Citigroup Global Markets Inc.

Credit Suisse Securities (USA) LLC

Goldman, Sachs & Co.

Greenwich Capital Markets, Inc.

As Representatives of the

several Underwriters named

in Schedule I hereto

c/o Citigroup Global Markets Inc.

388 Greenwich Street

New York, New York 10013

Credit Suisse Securities (USA) LLC

Eleven Madison Avenue

New York, New York 10010

Goldman, Sachs & Co.

85 Broad Street

New York, New York 10004

Greenwich Capital Markets, Inc.

600 Steamboat Road

Greenwich, Connecticut 06830

Ladies and Gentlemen:

WAL-MART STORES, INC., a Delaware corporation (the “Company”), proposes, subject to the terms and conditions stated herein and in the Underwriting Agreement, dated April 8, 2008 (the “Underwriting Agreement”), between the Company, on the one hand, and you, as parties which are signatories or deemed to be signatories to the Underwriting Agreement, on the other hand, to issue and sell to the Underwriters named in Schedule I hereto (the “Underwriters”) the Securities specified in Schedule II hereto (the “Designated Securities”).

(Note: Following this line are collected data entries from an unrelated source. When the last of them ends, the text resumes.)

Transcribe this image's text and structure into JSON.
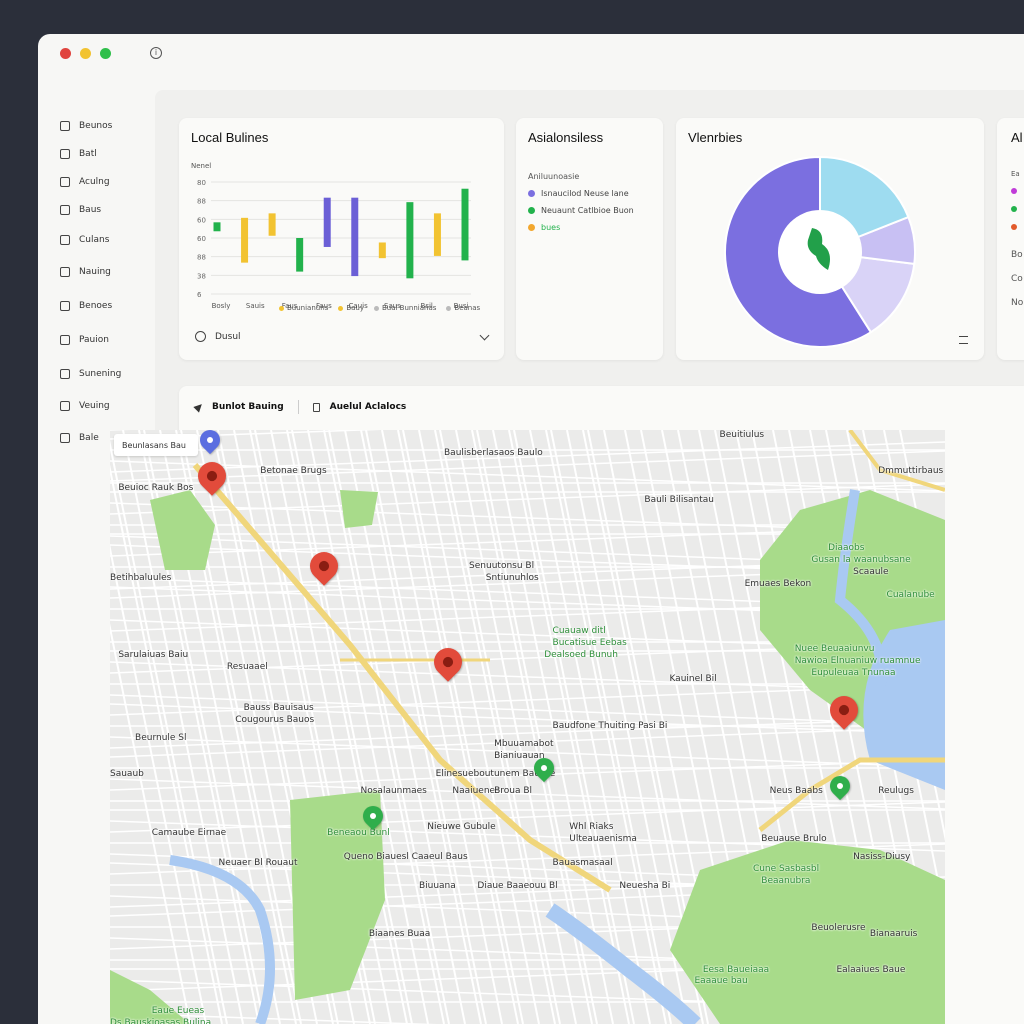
{
  "window": {
    "controls": {
      "close": "#e0443e",
      "minimize": "#f2c331",
      "maximize": "#2fbf4a"
    },
    "info_icon": "i"
  },
  "sidebar": {
    "items": [
      {
        "label": "Beunos",
        "icon": "folder-icon"
      },
      {
        "label": "Batl",
        "icon": "grid-icon"
      },
      {
        "label": "Aculng",
        "icon": "chat-icon"
      },
      {
        "label": "Baus",
        "icon": "bus-icon"
      },
      {
        "label": "Culans",
        "icon": "box-icon"
      },
      {
        "label": "Nauing",
        "icon": "tag-icon"
      },
      {
        "label": "Benoes",
        "icon": "doc-icon"
      },
      {
        "label": "Pauion",
        "icon": "list-icon"
      },
      {
        "label": "Sunening",
        "icon": "pin-icon"
      },
      {
        "label": "Veuing",
        "icon": "calendar-icon"
      },
      {
        "label": "Bale",
        "icon": "table-icon"
      }
    ]
  },
  "cards": {
    "local": {
      "title": "Local Bulines",
      "axis_title": "Nenel",
      "footer_label": "Dusul",
      "legend": [
        "Buunianuns",
        "Bauy",
        "Bual Bunnianas",
        "Beanas"
      ]
    },
    "asia": {
      "title": "Asialonsiless",
      "subtitle": "Aniluunoasie",
      "legend": [
        {
          "label": "Isnaucilod Neuse lane",
          "color": "#7b6fe0"
        },
        {
          "label": "Neuaunt Catlbioe Buon",
          "color": "#22b24c"
        },
        {
          "label": "bues",
          "color": "#f2a72e"
        }
      ]
    },
    "vienties": {
      "title": "Vlenrbies"
    },
    "fourth": {
      "title": "Al",
      "rows": [
        "Ea",
        "",
        "",
        "",
        "Bo",
        "Co",
        "No"
      ]
    }
  },
  "chart_data": [
    {
      "type": "bar",
      "title": "Local Bulines",
      "ylabel": "Nenel",
      "categories": [
        "Bosly",
        "Sauis",
        "Faus",
        "Faus",
        "Cauis",
        "Saus",
        "Bsil",
        "Busi"
      ],
      "y_ticks": [
        "80",
        "88",
        "60",
        "60",
        "88",
        "38",
        "6"
      ],
      "bars": [
        {
          "color": "#22b24c",
          "from": 56,
          "to": 64
        },
        {
          "color": "#f2c331",
          "from": 28,
          "to": 68
        },
        {
          "color": "#f2c331",
          "from": 52,
          "to": 72
        },
        {
          "color": "#22b24c",
          "from": 20,
          "to": 50
        },
        {
          "color": "#6b5fd6",
          "from": 42,
          "to": 86
        },
        {
          "color": "#6b5fd6",
          "from": 16,
          "to": 86
        },
        {
          "color": "#f2c331",
          "from": 32,
          "to": 46
        },
        {
          "color": "#22b24c",
          "from": 14,
          "to": 82
        },
        {
          "color": "#f2c331",
          "from": 34,
          "to": 72
        },
        {
          "color": "#22b24c",
          "from": 30,
          "to": 94
        }
      ],
      "ylim": [
        0,
        100
      ]
    },
    {
      "type": "pie",
      "title": "Vlenrbies",
      "slices": [
        {
          "value": 59,
          "color": "#7b6fe0"
        },
        {
          "value": 14,
          "color": "#d9d3f7"
        },
        {
          "value": 8,
          "color": "#c8c0f3"
        },
        {
          "value": 19,
          "color": "#9edcf0"
        }
      ]
    }
  ],
  "map_panel": {
    "tabs": [
      {
        "label": "Bunlot Bauing",
        "icon": "navigation-icon"
      },
      {
        "label": "Auelul Aclalocs",
        "icon": "bookmark-icon"
      }
    ],
    "search_value": "Beunlasans Bau",
    "labels": [
      {
        "t": "Betonae Brugs",
        "x": 18,
        "y": 6,
        "g": false
      },
      {
        "t": "Baulisberlasaos Baulo",
        "x": 40,
        "y": 3,
        "g": false
      },
      {
        "t": "Beuitiulus",
        "x": 73,
        "y": 0,
        "g": false
      },
      {
        "t": "Beuioc Rauk Bos",
        "x": 1,
        "y": 9,
        "g": false
      },
      {
        "t": "Bauli Bilisantau",
        "x": 64,
        "y": 11,
        "g": false
      },
      {
        "t": "Dmmuttirbaus",
        "x": 92,
        "y": 6,
        "g": false
      },
      {
        "t": "Senuutonsu Bl",
        "x": 43,
        "y": 22,
        "g": false
      },
      {
        "t": "Sntiunuhlos",
        "x": 45,
        "y": 24,
        "g": false
      },
      {
        "t": "Betihbaluules",
        "x": 0,
        "y": 24,
        "g": false
      },
      {
        "t": "Emuaes Bekon",
        "x": 76,
        "y": 25,
        "g": false
      },
      {
        "t": "Diaaobs",
        "x": 86,
        "y": 19,
        "g": true
      },
      {
        "t": "Gusan la waanubsane",
        "x": 84,
        "y": 21,
        "g": true
      },
      {
        "t": "Scaaule",
        "x": 89,
        "y": 23,
        "g": false
      },
      {
        "t": "Cualanube",
        "x": 93,
        "y": 27,
        "g": true
      },
      {
        "t": "Cuauaw ditl",
        "x": 53,
        "y": 33,
        "g": true
      },
      {
        "t": "Bucatisue Eebas",
        "x": 53,
        "y": 35,
        "g": true
      },
      {
        "t": "Dealsoed Bunuh",
        "x": 52,
        "y": 37,
        "g": true
      },
      {
        "t": "Sarulaiuas Baiu",
        "x": 1,
        "y": 37,
        "g": false
      },
      {
        "t": "Resuaael",
        "x": 14,
        "y": 39,
        "g": false
      },
      {
        "t": "Nuee Beuaaiunvu",
        "x": 82,
        "y": 36,
        "g": true
      },
      {
        "t": "Nawioa Elnuaniuw ruamnue",
        "x": 82,
        "y": 38,
        "g": true
      },
      {
        "t": "Eupuleuaa Tnunaa",
        "x": 84,
        "y": 40,
        "g": true
      },
      {
        "t": "Kauinel Bil",
        "x": 67,
        "y": 41,
        "g": false
      },
      {
        "t": "Bauss Bauisaus",
        "x": 16,
        "y": 46,
        "g": false
      },
      {
        "t": "Cougourus Bauos",
        "x": 15,
        "y": 48,
        "g": false
      },
      {
        "t": "Baudfone Thuiting Pasi Bi",
        "x": 53,
        "y": 49,
        "g": false
      },
      {
        "t": "Beurnule Sl",
        "x": 3,
        "y": 51,
        "g": false
      },
      {
        "t": "Mbuuamabot",
        "x": 46,
        "y": 52,
        "g": false
      },
      {
        "t": "Bianiuauan",
        "x": 46,
        "y": 54,
        "g": false
      },
      {
        "t": "Sauaub",
        "x": 0,
        "y": 57,
        "g": false
      },
      {
        "t": "Elinesueboutunem Bauiwe",
        "x": 39,
        "y": 57,
        "g": false
      },
      {
        "t": "Nosalaunmaes",
        "x": 30,
        "y": 60,
        "g": false
      },
      {
        "t": "Naaiuenes",
        "x": 41,
        "y": 60,
        "g": false
      },
      {
        "t": "Broua Bl",
        "x": 46,
        "y": 60,
        "g": false
      },
      {
        "t": "Neus Baabs",
        "x": 79,
        "y": 60,
        "g": false
      },
      {
        "t": "Reulugs",
        "x": 92,
        "y": 60,
        "g": false
      },
      {
        "t": "Camaube Eirnae",
        "x": 5,
        "y": 67,
        "g": false
      },
      {
        "t": "Beneaou Bunl",
        "x": 26,
        "y": 67,
        "g": true
      },
      {
        "t": "Nieuwe Gubule",
        "x": 38,
        "y": 66,
        "g": false
      },
      {
        "t": "Whl Riaks",
        "x": 55,
        "y": 66,
        "g": false
      },
      {
        "t": "Ulteauaenisma",
        "x": 55,
        "y": 68,
        "g": false
      },
      {
        "t": "Beuause Brulo",
        "x": 78,
        "y": 68,
        "g": false
      },
      {
        "t": "Neuaer Bl Rouaut",
        "x": 13,
        "y": 72,
        "g": false
      },
      {
        "t": "Queno Biauesl Caaeul Baus",
        "x": 28,
        "y": 71,
        "g": false
      },
      {
        "t": "Bauasmasaal",
        "x": 53,
        "y": 72,
        "g": false
      },
      {
        "t": "Nasiss-Diusy",
        "x": 89,
        "y": 71,
        "g": false
      },
      {
        "t": "Biuuana",
        "x": 37,
        "y": 76,
        "g": false
      },
      {
        "t": "Diaue Baaeouu Bl",
        "x": 44,
        "y": 76,
        "g": false
      },
      {
        "t": "Neuesha Bi",
        "x": 61,
        "y": 76,
        "g": false
      },
      {
        "t": "Cune Sasbasbl",
        "x": 77,
        "y": 73,
        "g": true
      },
      {
        "t": "Beaanubra",
        "x": 78,
        "y": 75,
        "g": true
      },
      {
        "t": "Biaanes Buaa",
        "x": 31,
        "y": 84,
        "g": false
      },
      {
        "t": "Beuolerusre",
        "x": 84,
        "y": 83,
        "g": false
      },
      {
        "t": "Bianaaruis",
        "x": 91,
        "y": 84,
        "g": false
      },
      {
        "t": "Ealaaiues Baue",
        "x": 87,
        "y": 90,
        "g": false
      },
      {
        "t": "Eesa Baueiaaa",
        "x": 71,
        "y": 90,
        "g": true
      },
      {
        "t": "Eaaaue bau",
        "x": 70,
        "y": 92,
        "g": true
      },
      {
        "t": "Eaue Eueas",
        "x": 5,
        "y": 97,
        "g": true
      },
      {
        "t": "Ds Bauskioasas Bulina",
        "x": 0,
        "y": 99,
        "g": true
      }
    ]
  }
}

Each of the provisions of the Underwriting Agreement is incorporated herein by reference in its entirety, and shall be deemed to be a part of this Pricing Agreement to the same extent as if such provisions were set forth in full herein; and each of the representations and warranties set forth therein shall be deemed to have been made at and as of the date of this Pricing Agreement (it being understood that each representation and warranty in Section 2 of the

 


Underwriting Agreement that refers to the Pricing Prospectus or the Prospectus shall be deemed to be a representation or warranty as of the date of this Pricing Agreement in relation to the Pricing Prospectus or the Prospectus relating to the Designated Securities). Each reference to the Representatives herein and in the provisions of the Underwriting Agreement so incorporated by reference shall be deemed to refer to the Representatives named in Schedule II hereto (the “Representatives”). Unless otherwise defined herein, terms defined in the Underwriting Agreement are used herein as therein defined.

The Prospectus (including, for the avoidance of doubt, a prospectus supplement relating to the Designated Securities), in all material respects in the form heretofore delivered to you, is now proposed to be filed with the Commission.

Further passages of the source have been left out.